Invitée de TV5 Monde la semaine dernière, Mme Kamissa Camara estime s’inscrire dans la continuité de ses prédécesseurs tout en réadaptant la Diplomatie malienne et l’outil diplomatique «qui a d’ailleurs besoin d’être mis à jour, en fonction de nos intérêts stratégiques à travers le monde».

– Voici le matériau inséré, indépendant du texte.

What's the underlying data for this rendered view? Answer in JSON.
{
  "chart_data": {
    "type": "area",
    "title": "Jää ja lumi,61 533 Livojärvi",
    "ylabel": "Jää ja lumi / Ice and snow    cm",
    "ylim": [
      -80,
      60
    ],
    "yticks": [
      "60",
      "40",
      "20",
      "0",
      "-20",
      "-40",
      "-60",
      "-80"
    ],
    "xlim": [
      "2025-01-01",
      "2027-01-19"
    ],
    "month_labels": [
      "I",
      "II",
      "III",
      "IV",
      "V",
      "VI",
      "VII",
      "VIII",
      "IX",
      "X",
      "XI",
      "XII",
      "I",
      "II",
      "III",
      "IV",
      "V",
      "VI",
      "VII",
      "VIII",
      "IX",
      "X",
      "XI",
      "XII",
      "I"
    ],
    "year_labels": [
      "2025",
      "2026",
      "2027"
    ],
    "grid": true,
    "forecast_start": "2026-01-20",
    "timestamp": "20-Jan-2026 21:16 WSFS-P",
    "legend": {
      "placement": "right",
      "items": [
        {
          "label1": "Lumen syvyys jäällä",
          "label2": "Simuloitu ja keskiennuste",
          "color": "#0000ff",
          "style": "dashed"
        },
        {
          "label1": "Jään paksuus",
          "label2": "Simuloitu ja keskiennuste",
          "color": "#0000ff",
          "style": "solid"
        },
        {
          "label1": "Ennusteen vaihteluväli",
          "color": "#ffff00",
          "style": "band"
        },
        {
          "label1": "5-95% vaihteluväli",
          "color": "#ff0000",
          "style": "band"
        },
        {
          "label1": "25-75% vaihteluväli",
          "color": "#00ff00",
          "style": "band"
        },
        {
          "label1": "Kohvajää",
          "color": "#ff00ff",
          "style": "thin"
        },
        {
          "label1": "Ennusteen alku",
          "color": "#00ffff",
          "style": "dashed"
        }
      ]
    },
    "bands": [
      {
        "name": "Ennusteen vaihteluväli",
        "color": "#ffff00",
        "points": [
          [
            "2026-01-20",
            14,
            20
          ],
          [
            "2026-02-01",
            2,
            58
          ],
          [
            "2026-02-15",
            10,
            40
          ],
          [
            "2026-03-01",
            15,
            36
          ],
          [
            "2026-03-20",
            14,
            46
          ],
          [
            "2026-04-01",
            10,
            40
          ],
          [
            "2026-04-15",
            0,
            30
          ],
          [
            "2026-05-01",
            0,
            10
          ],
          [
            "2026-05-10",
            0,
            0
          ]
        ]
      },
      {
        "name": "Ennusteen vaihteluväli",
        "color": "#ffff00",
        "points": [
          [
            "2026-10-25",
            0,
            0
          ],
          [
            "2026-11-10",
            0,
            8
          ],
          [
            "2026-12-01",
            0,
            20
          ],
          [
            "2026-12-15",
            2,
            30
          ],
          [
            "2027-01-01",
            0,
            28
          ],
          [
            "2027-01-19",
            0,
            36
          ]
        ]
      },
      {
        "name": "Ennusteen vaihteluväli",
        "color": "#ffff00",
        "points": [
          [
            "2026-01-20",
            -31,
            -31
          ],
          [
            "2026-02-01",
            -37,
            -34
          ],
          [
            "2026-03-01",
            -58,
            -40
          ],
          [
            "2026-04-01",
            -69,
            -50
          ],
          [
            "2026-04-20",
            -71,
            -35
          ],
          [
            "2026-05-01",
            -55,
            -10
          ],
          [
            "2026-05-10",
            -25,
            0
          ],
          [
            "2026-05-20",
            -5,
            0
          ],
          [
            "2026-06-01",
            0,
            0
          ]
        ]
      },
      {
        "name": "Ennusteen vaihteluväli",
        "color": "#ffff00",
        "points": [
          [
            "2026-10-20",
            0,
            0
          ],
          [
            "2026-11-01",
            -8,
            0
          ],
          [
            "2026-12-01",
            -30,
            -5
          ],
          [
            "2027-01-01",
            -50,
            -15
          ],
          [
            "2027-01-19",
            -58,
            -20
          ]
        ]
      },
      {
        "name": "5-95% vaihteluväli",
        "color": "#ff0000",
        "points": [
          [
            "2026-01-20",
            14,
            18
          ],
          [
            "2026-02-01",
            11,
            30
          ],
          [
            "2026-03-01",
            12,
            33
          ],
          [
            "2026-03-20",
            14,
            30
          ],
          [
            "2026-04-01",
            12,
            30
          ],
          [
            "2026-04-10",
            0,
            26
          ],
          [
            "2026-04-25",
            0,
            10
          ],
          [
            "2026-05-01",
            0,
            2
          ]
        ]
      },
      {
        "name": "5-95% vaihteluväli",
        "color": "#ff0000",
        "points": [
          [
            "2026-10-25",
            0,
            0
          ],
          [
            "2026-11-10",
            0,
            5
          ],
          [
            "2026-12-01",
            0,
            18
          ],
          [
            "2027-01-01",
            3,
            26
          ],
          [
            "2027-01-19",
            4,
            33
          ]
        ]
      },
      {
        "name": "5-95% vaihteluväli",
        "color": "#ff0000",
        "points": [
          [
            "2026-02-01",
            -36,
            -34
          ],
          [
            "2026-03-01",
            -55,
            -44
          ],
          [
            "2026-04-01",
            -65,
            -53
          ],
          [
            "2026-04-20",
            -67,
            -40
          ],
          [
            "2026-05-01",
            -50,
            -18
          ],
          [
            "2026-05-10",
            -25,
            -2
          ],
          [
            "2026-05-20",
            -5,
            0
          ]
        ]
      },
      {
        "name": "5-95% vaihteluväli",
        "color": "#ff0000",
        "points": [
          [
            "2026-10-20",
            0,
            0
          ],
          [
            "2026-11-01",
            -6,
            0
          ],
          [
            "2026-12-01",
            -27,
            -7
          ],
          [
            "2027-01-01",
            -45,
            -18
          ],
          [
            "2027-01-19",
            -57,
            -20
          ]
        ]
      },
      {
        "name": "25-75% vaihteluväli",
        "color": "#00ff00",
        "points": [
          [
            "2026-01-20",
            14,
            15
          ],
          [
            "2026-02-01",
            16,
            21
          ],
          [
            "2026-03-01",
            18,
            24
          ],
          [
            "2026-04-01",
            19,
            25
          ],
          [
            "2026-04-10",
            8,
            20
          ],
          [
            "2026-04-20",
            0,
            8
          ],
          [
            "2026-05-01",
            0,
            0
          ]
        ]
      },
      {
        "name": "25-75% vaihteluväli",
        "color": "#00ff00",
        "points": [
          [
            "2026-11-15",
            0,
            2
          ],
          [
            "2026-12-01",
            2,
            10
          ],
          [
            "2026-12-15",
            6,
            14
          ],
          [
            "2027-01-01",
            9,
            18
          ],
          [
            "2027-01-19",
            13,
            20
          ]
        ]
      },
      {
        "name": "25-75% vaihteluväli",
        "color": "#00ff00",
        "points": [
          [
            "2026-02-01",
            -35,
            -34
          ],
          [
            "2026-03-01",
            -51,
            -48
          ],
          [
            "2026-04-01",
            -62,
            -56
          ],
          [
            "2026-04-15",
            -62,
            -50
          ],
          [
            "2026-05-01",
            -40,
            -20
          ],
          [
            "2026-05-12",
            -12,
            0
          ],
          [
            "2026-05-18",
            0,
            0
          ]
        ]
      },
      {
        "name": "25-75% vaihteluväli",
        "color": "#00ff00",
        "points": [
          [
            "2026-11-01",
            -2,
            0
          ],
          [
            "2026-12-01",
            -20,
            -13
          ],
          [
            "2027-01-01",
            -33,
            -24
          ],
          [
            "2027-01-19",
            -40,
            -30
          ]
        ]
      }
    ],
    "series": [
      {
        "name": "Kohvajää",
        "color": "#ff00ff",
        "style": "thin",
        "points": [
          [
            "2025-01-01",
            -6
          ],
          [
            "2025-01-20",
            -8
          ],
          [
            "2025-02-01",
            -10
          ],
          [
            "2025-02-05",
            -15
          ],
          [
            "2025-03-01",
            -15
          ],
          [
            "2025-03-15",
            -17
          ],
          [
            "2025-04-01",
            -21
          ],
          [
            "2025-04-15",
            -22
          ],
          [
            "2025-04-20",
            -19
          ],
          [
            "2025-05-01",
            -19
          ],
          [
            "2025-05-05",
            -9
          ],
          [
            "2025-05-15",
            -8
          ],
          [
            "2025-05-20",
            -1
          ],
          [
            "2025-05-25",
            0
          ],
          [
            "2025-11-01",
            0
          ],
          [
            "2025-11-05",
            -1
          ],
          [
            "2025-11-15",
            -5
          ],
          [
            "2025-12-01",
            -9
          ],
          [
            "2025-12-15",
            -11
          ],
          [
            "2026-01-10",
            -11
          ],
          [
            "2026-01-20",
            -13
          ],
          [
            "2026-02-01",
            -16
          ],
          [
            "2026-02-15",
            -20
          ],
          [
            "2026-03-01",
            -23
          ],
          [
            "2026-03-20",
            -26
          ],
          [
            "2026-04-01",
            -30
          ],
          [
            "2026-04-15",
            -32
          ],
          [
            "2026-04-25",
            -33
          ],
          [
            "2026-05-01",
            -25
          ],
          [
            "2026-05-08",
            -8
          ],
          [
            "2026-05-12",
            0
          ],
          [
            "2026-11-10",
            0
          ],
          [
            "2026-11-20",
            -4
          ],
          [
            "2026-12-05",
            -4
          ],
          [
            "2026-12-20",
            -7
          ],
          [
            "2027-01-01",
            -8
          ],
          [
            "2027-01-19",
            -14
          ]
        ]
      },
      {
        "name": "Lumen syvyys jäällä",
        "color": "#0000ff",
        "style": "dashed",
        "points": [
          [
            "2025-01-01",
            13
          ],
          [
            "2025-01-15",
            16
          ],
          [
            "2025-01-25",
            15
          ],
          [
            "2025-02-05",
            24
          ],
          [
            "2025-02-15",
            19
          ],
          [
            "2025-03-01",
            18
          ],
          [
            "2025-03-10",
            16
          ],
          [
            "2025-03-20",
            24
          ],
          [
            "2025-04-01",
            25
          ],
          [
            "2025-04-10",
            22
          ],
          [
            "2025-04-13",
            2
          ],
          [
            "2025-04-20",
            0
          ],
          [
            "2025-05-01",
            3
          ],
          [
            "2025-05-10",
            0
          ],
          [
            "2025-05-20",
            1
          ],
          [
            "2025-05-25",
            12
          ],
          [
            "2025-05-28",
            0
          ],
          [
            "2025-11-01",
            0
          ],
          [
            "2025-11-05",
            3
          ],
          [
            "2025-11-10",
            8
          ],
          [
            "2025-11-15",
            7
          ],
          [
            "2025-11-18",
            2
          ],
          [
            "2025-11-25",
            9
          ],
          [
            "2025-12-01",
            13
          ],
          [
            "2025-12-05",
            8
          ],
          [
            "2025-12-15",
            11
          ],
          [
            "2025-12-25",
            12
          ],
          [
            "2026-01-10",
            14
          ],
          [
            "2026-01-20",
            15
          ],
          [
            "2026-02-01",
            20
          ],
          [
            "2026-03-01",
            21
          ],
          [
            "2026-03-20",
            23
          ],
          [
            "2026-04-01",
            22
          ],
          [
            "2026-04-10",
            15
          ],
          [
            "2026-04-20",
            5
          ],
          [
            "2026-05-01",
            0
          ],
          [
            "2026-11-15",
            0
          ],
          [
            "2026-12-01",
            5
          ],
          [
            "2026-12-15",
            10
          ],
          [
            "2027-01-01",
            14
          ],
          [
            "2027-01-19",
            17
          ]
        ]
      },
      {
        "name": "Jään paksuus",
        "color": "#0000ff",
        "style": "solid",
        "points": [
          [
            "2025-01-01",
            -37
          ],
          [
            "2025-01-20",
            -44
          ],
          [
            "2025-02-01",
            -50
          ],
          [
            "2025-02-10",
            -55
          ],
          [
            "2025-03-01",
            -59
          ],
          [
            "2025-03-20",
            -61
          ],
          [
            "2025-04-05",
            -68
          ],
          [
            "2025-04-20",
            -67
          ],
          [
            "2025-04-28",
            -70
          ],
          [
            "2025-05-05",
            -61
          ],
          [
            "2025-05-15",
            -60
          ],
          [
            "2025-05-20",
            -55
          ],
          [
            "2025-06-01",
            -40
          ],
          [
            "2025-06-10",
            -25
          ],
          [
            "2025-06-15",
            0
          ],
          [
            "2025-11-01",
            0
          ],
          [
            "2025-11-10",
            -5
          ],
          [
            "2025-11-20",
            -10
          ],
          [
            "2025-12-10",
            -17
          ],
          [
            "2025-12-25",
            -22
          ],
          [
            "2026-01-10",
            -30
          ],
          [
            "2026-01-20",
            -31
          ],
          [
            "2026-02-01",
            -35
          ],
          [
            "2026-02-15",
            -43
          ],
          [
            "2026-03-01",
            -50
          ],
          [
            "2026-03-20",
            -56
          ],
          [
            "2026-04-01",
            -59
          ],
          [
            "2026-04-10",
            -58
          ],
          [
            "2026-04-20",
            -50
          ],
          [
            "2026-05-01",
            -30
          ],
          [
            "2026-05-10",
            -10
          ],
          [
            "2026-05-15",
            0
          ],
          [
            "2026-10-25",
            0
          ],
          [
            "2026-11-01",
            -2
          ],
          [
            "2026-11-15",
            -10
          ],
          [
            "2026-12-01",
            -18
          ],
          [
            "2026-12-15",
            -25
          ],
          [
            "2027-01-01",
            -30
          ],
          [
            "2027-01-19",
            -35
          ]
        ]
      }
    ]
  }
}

Mme Kamissa Camara est aujourd’hui l’une des plus jeunes Ministres du continent africain. Elle détient l’un des portefeuilles clés du Gouvernement Soumeylou Boubèye Maïga, celui des Affaires Etrangères et de la Coopération internationale. Femme issue de la diaspora malienne, la jeune Ministre a fait un tour d’horizon des sujets cruciaux de la vie du pays sur les antennes de TV5 Monde.

 

TV5 : On vous présente comme le nouveau souffle de la Diplomatie malienne. C’est à ce statut que vous vous assumez ?

 

La Ministre Kamissa Camara: C’est à ce statut que j’ai la lourde tâche d’assumer. La tâche du Ministre des Affaires étrangères est de défendre l’intérêt du pays et de ses citoyens à l’étranger. J’ai la belle tâche de remplir, donc, de défendre l’intérêt du Mali et des Maliens à l’étranger.

 

Pourquoi on parle de nouveau souffle ?

 

Je suis jeune, je suis une femme issue de la diaspora. Donc, c’est du nouveau.

 

On est en train de vous faire valoir avec cette étiquette de jeune ?

 

Non, je pense que j’ai des compétences à faire valoir justement pour le bénéfice du Mali et du Gouvernement.

 

Vous êtes la quatrième Ministre des Affaires étrangères du Président IBK en cinq ans. Comment vous comptez marquer la rupture avec vos prédécesseurs ?

 

Alors, il ne s’agit pas de marquer de rupture avec mes prédécesseurs. Mes prédécesseurs ont eu des succès, je citerais notamment la coordination de la mise en œuvre de l’Accord pour la paix et la réconciliation issu du processus d’Alger. Maintenant ce dossier est confié à un autre Ministère, mais le Ministère des Affaires étrangères et le Ministre des Affaires étrangères sont toujours le porte-voix du Mali à l’étranger. C’est cette tâche que je compte mener.

 

Donc, vous êtes dans la continuité de vos prédécesseurs ?

 

Non seulement de la continuité de mes prédécesseurs, mais lorsque le Président de la République, Ibrahim Boubacar Kéïta, a présenté la lettre de mission au Premier Ministre, il a fait une mention spéciale à la Diplomatie et à l’Outil diplomatique qui a, d’ailleurs, besoin d’être mis à jour, d’être réadapté en fonction de nos intérêts stratégiques à travers le monde. Encore, une fois, la diaspora étant un des piliers de cette nouvelle Diplomatie, puisque j’en suis issue, peut-être je suis la meilleure personne pour le faire.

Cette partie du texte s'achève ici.